Well, I'm just back from my trip to Ireland on the TT600. The rain stayed off, the sun put in the occasional appearance, and the journey was made without major mishap. I met up with friends old and new and a few beers were quaffed. All told a pleasant way to spend a weekend away. I'll post something later about the event itself.
|Stopped with Gareth & his ER6|
There were, as expected, a couple of hiccups as regards the bike on what constituted its shakedown run, but nothing that can't, hopefully, be sorted.
|The grip rotated round until the cable got caught up on the switchgear|
The first problem manifested itself almost as soon as I hit the motorway. I had put the heated grips on as the morning had started out chilly and it seems that the glue holding them on softened allowing the grips to rotate on the bars. This was a bit unnerving until I worked out what was happening and it made throttle response a bit hit or miss with the grip sliding about.
So, first decision made. The heated grips are coming off. I never really liked them anyway, so no great loss. Luckily they are not wired into the loom, but are connected directly to the battery so removal will be fairly pain free. I'll hang on to them should I decide to sell the bike later.

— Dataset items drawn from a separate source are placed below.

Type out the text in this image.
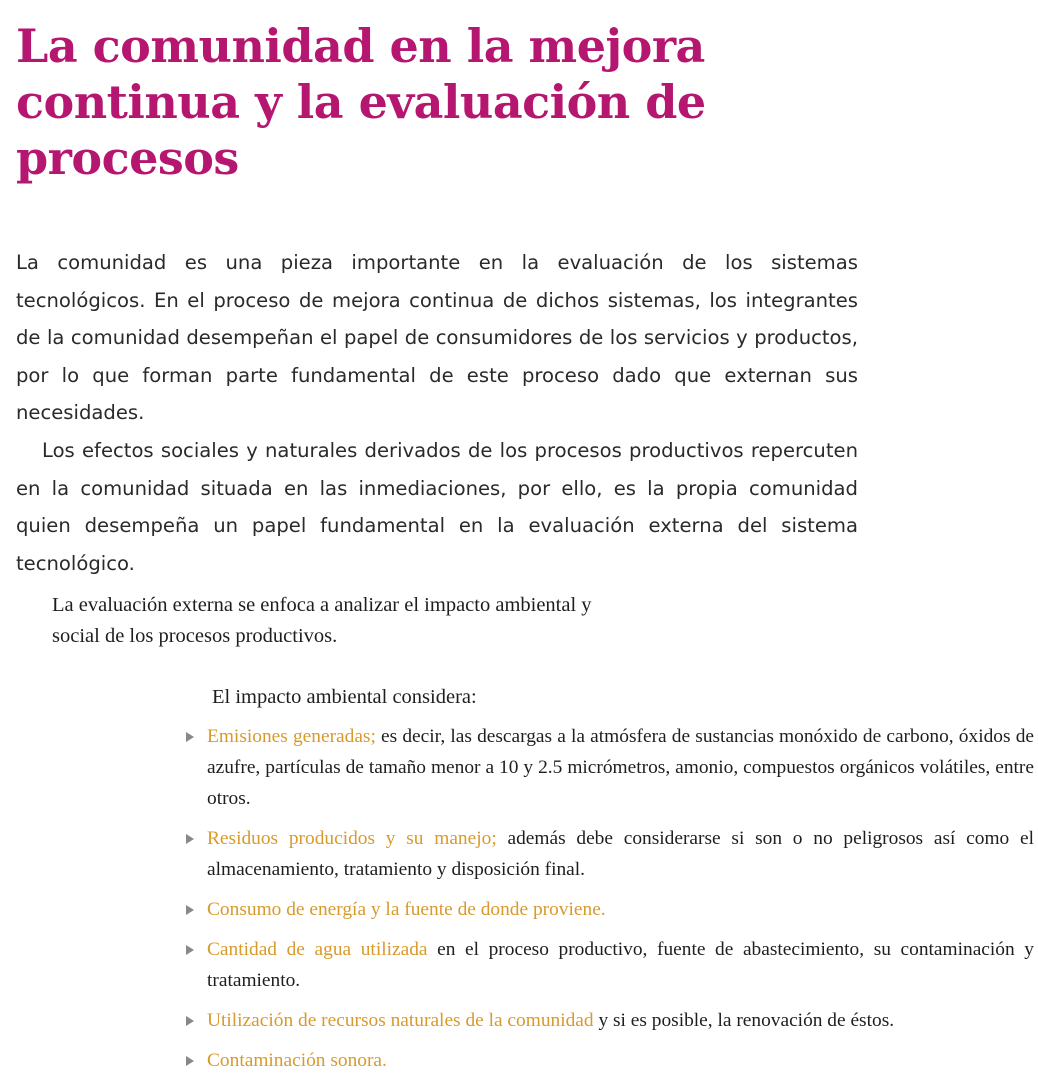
La comunidad en la mejora
continua y la evaluación de
procesos

La comunidad es una pieza importante en la evaluación de los sistemas tecnológicos. En el proceso de mejora continua de dichos sistemas, los integrantes de la comunidad desempeñan el papel de consumidores de los servicios y productos, por lo que forman parte fundamental de este proceso dado que externan sus necesidades.

Los efectos sociales y naturales derivados de los procesos productivos repercuten en la comunidad situada en las inmediaciones, por ello, es la propia comunidad quien desempeña un papel fundamental en la evaluación externa del sistema tecnológico.

La evaluación externa se enfoca a analizar el impacto ambiental y
social de los procesos productivos.
El impacto ambiental considera:
Emisiones generadas; es decir, las descargas a la atmósfera de sustancias monóxido de carbono, óxidos de azufre, partículas de tamaño menor a 10 y 2.5 micrómetros, amonio, compuestos orgánicos volátiles, entre otros.
Residuos producidos y su manejo; además debe considerarse si son o no peligrosos así como el almacenamiento, tratamiento y disposición final.
Consumo de energía y la fuente de donde proviene.
Cantidad de agua utilizada en el proceso productivo, fuente de abastecimiento, su contaminación y tratamiento.
Utilización de recursos naturales de la comunidad y si es posible, la renovación de éstos.
Contaminación sonora.
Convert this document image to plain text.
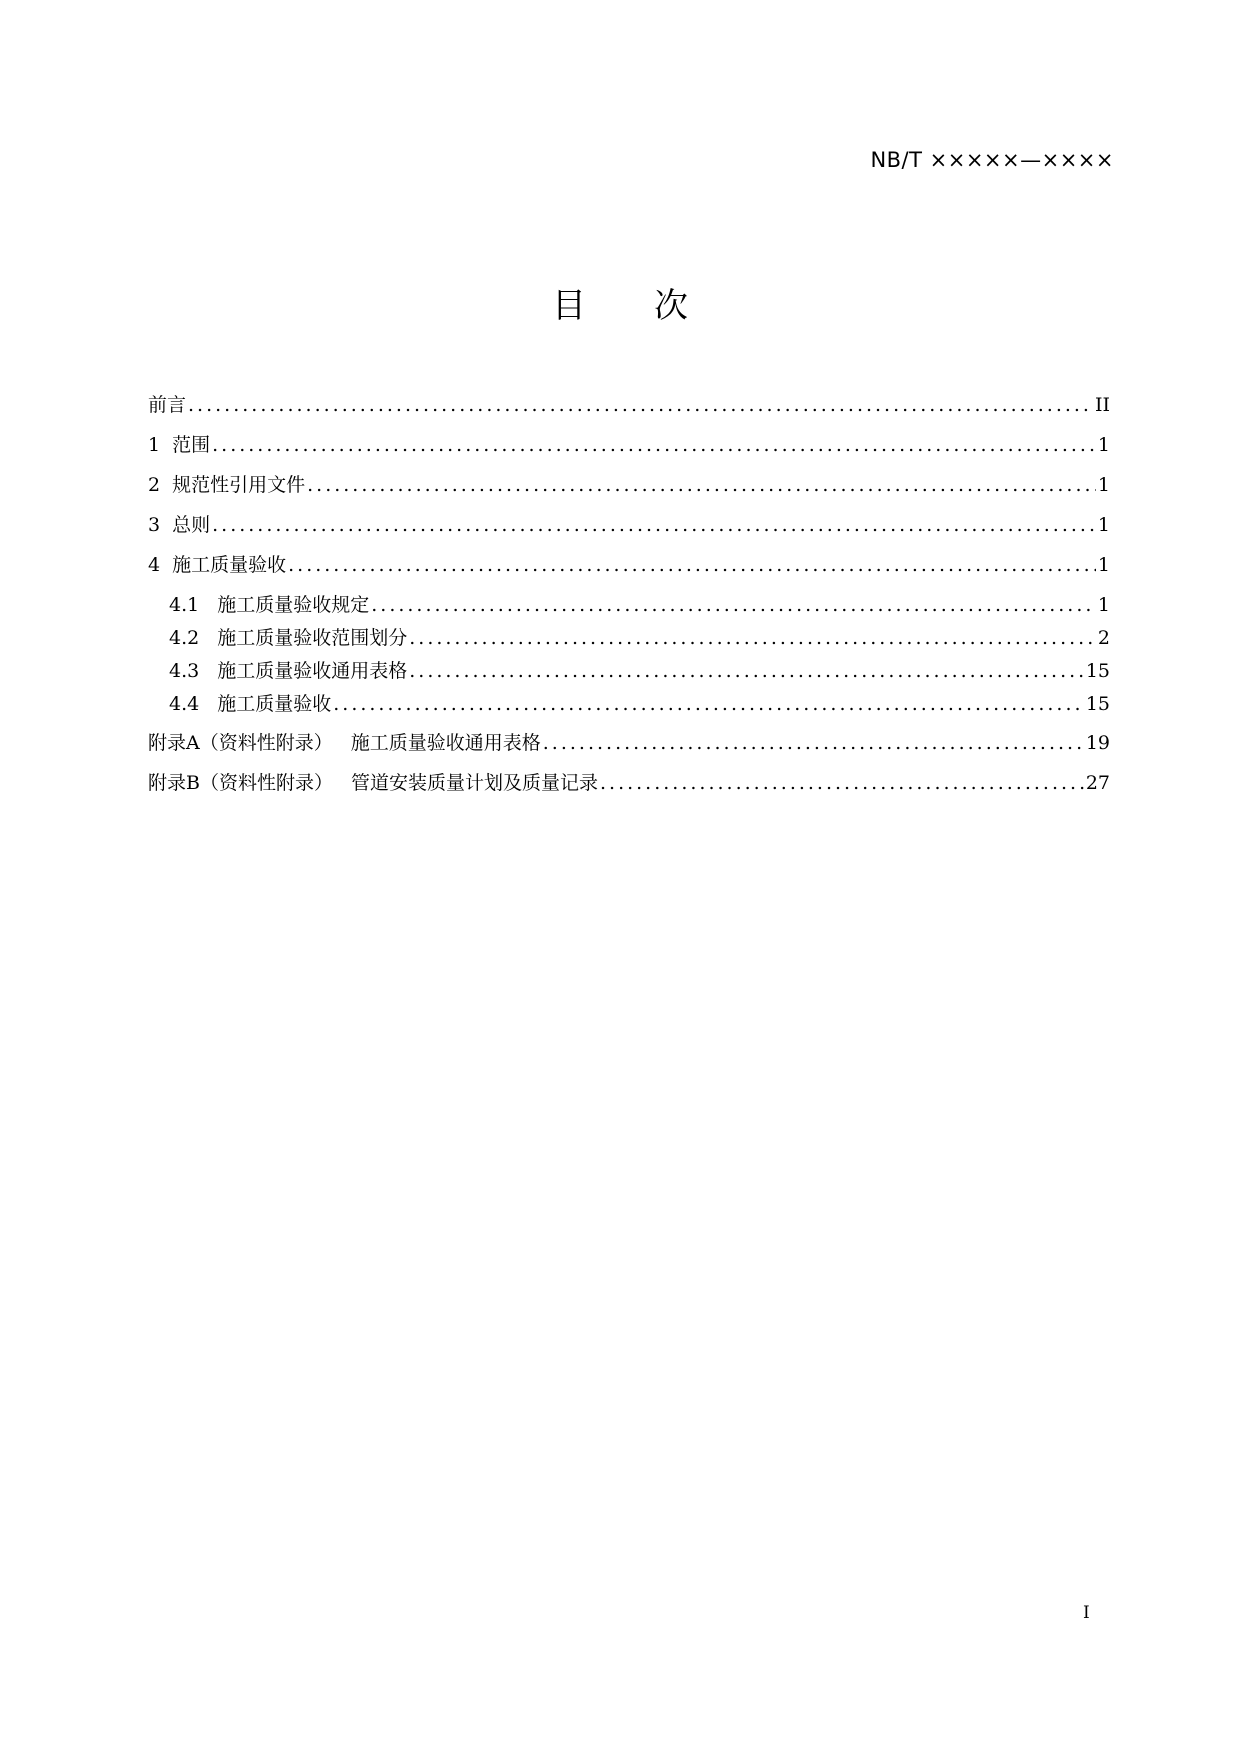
NB/T ×××××—××××
目　　次
前言 .....	II
1 范围 .....	1
2 规范性引用文件 .....	1
3 总则 .....	1
4 施工质量验收 .....	1
4.1 施工质量验收规定 .....	1
4.2 施工质量验收范围划分 .....	2
4.3 施工质量验收通用表格 .....	15
4.4 施工质量验收 .....	15
附录A（资料性附录） 施工质量验收通用表格 .....	19
附录B（资料性附录） 管道安装质量计划及质量记录 .....	27
I
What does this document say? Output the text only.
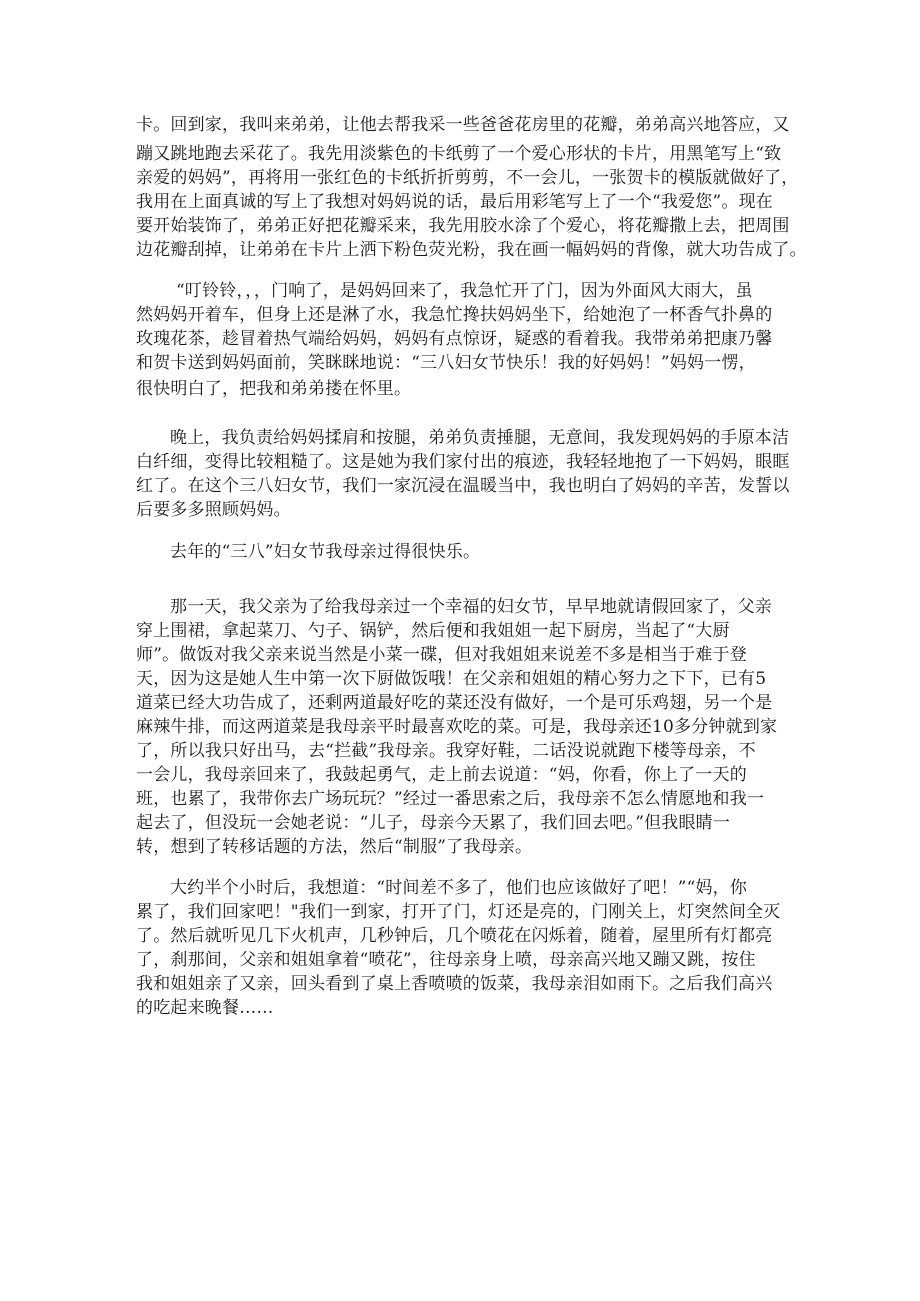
卡。回到家，我叫来弟弟，让他去帮我采一些爸爸花房里的花瓣，弟弟高兴地答应，又
蹦又跳地跑去采花了。我先用淡紫色的卡纸剪了一个爱心形状的卡片，用黑笔写上“致
亲爱的妈妈”，再将用一张红色的卡纸折折剪剪，不一会儿，一张贺卡的模版就做好了，
我用在上面真诚的写上了我想对妈妈说的话，最后用彩笔写上了一个“我爱您”。现在
要开始装饰了，弟弟正好把花瓣采来，我先用胶水涂了个爱心，将花瓣撒上去，把周围
边花瓣刮掉，让弟弟在卡片上洒下粉色荧光粉，我在画一幅妈妈的背像，就大功告成了。
“叮铃铃，，，门响了，是妈妈回来了，我急忙开了门，因为外面风大雨大，虽
然妈妈开着车，但身上还是淋了水，我急忙搀扶妈妈坐下，给她泡了一杯香气扑鼻的
玫瑰花茶，趁冒着热气端给妈妈，妈妈有点惊讶，疑惑的看着我。我带弟弟把康乃馨
和贺卡送到妈妈面前，笑眯眯地说：“三八妇女节快乐！我的好妈妈！”妈妈一愣，
很快明白了，把我和弟弟搂在怀里。
晚上，我负责给妈妈揉肩和按腿，弟弟负责捶腿，无意间，我发现妈妈的手原本洁
白纤细，变得比较粗糙了。这是她为我们家付出的痕迹，我轻轻地抱了一下妈妈，眼眶
红了。在这个三八妇女节，我们一家沉浸在温暖当中，我也明白了妈妈的辛苦，发誓以
后要多多照顾妈妈。
去年的“三八”妇女节我母亲过得很快乐。
那一天，我父亲为了给我母亲过一个幸福的妇女节，早早地就请假回家了，父亲
穿上围裙，拿起菜刀、勺子、锅铲，然后便和我姐姐一起下厨房，当起了“大厨
师”。做饭对我父亲来说当然是小菜一碟，但对我姐姐来说差不多是相当于难于登
天，因为这是她人生中第一次下厨做饭哦！在父亲和姐姐的精心努力之下下，已有5
道菜已经大功告成了，还剩两道最好吃的菜还没有做好，一个是可乐鸡翅，另一个是
麻辣牛排，而这两道菜是我母亲平时最喜欢吃的菜。可是，我母亲还10多分钟就到家
了，所以我只好出马，去“拦截”我母亲。我穿好鞋，二话没说就跑下楼等母亲，不
一会儿，我母亲回来了，我鼓起勇气，走上前去说道：“妈，你看，你上了一天的
班，也累了，我带你去广场玩玩？”经过一番思索之后，我母亲不怎么情愿地和我一
起去了，但没玩一会她老说：“儿子，母亲今天累了，我们回去吧。”但我眼睛一
转，想到了转移话题的方法，然后“制服”了我母亲。
大约半个小时后，我想道：“时间差不多了，他们也应该做好了吧！”“妈，你
累了，我们回家吧！"我们一到家，打开了门，灯还是亮的，门刚关上，灯突然间全灭
了。然后就听见几下火机声，几秒钟后，几个喷花在闪烁着，随着，屋里所有灯都亮
了，刹那间，父亲和姐姐拿着“喷花”，往母亲身上喷，母亲高兴地又蹦又跳，按住
我和姐姐亲了又亲，回头看到了桌上香喷喷的饭菜，我母亲泪如雨下。之后我们高兴
的吃起来晚餐……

|Loudly beeping away in a large steel box|
As expected, the Datatool alarm was a pain in the posterior. Either beeping away incessantly or failing to disarm when required. I fully expected it to get on my nerves, and so it proved. If I keep the bike then it will definitely be coming off. This might prove to be a bit more difficult than the grips, but needs must.
Finally, my main reason for taking the TT600 was to see if I could live with a sports bike on a longer trip. The short answer is that, no I can't. The riding position is quite cramped for someone of my advanced age and *ahem* manly physique. After about an hour or so I began to feel it through the hips and the knees. Also, the lack of anything resembling luggage-carrying capacity meant I was reduced to strapping a dry-sack with a few bits and pieces in it to the passenger seat, having removed the kid on seat hump first.
So, will I keep the bike now that I've worked out that it really doesn't really suit? Probably not, but as I'm in no great hurry and, unless someone makes me a reasonable offer for it, I'll wait until later on in the year before making a final decision on that.
I have half-formed idea that I might like a brand-new machine for next summer and the choices out there are many and varied.